Researchers led by Howard Hughes Medical Institute investigator K. Christopher Garcia have established how the structure of receptors on the surface of T cells enables this dual recognition, a phenomenon known as alloreactivity. Garcia and his colleagues found that T-cell receptors that adeptly recognize foreign or self antigen-displaying molecules can do so using highly divergent structural solutions. The study was published in the journal Cell.
Garcia and his colleagues set out to analyze how the structure of a specific type of T-cell receptor changed depending on whether it was grabbing onto a self or foreign MHC molecule. “These structures, as well as other experiments we did, showed that the T-cell receptor uses a completely different recognition mechanism for the foreign and self MHC-protein complex,” said Garcia. “Instead of recognizing the similarities, it actually recognizes the differences between them. This was a huge surprise, and it has significant implications for understanding the co-evolution of genes for T-cell receptors and for MHC proteins,” he said.

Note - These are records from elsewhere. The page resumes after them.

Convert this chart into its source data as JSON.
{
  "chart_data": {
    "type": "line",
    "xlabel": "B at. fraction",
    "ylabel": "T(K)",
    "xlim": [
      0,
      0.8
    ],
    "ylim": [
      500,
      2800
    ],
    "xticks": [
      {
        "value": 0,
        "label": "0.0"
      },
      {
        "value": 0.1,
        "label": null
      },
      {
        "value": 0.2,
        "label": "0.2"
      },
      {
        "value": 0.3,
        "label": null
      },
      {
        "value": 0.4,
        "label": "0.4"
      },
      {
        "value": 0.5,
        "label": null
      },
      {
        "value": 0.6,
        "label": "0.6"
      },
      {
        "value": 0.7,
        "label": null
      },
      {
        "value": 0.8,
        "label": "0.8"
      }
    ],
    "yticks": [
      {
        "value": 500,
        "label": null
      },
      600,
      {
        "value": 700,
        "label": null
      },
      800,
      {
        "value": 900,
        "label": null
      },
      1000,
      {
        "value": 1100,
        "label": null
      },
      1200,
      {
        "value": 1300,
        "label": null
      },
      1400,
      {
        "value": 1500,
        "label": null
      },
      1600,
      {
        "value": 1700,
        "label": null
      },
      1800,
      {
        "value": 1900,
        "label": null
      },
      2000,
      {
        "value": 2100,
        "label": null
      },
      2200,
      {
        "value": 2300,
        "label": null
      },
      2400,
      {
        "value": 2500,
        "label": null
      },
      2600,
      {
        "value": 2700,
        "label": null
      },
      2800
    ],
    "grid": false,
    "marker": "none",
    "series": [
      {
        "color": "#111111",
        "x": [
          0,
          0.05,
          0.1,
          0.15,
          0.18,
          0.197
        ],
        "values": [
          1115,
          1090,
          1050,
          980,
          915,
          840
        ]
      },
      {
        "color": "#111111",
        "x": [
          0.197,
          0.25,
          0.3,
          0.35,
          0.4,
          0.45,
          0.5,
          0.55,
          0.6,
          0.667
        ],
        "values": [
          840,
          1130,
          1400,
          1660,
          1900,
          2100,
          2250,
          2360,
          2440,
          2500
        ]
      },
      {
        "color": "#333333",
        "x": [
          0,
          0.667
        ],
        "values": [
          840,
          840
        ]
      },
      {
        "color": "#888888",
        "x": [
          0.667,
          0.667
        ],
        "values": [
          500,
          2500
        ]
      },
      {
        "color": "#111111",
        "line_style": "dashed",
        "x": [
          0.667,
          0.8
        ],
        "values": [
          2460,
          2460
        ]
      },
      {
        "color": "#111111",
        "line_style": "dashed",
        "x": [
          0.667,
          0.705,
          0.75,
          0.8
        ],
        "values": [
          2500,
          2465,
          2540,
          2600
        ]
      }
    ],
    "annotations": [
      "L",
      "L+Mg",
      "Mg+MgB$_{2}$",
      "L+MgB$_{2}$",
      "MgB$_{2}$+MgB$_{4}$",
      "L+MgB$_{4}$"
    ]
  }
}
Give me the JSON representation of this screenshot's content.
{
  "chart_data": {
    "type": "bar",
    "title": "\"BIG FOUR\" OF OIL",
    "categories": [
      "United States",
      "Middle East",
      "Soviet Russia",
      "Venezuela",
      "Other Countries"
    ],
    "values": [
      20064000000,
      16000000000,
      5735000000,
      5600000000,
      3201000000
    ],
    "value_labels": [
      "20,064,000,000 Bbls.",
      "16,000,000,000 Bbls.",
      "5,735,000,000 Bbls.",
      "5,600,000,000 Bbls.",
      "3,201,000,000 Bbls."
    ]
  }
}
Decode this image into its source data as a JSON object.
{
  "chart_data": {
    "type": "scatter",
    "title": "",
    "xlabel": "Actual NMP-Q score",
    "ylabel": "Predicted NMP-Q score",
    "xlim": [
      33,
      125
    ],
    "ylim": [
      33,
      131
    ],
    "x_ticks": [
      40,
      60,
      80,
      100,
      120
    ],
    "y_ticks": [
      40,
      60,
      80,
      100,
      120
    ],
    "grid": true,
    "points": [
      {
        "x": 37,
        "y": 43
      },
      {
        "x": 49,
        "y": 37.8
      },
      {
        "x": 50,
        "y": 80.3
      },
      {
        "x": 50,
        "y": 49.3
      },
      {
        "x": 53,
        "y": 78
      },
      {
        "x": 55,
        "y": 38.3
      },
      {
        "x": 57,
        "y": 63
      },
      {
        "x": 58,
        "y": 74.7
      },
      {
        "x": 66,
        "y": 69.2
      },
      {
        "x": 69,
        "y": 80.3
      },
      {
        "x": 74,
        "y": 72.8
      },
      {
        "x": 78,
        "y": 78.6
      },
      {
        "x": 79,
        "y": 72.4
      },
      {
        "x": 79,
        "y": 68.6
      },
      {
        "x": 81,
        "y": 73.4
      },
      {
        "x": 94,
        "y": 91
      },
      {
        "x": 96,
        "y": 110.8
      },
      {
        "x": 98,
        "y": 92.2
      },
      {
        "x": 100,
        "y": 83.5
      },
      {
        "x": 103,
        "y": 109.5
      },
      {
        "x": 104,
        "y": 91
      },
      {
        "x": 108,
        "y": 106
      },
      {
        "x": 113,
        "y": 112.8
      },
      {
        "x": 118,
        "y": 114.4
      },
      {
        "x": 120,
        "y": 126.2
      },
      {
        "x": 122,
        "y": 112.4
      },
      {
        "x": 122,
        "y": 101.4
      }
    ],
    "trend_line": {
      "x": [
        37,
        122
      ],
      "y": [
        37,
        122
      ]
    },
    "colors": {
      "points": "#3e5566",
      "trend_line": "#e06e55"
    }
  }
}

The immune system’s rejection of transplanted organs has been difficult to explain from an evolutionary perspective, according to Garcia. “Transplantation from person to person is not something that human biology could have ever anticipated,” he said. Better understanding of the fundamental underpinnings of the immune system could help in developing new ways to prevent transplant rejection by damping alloreactivity, he said.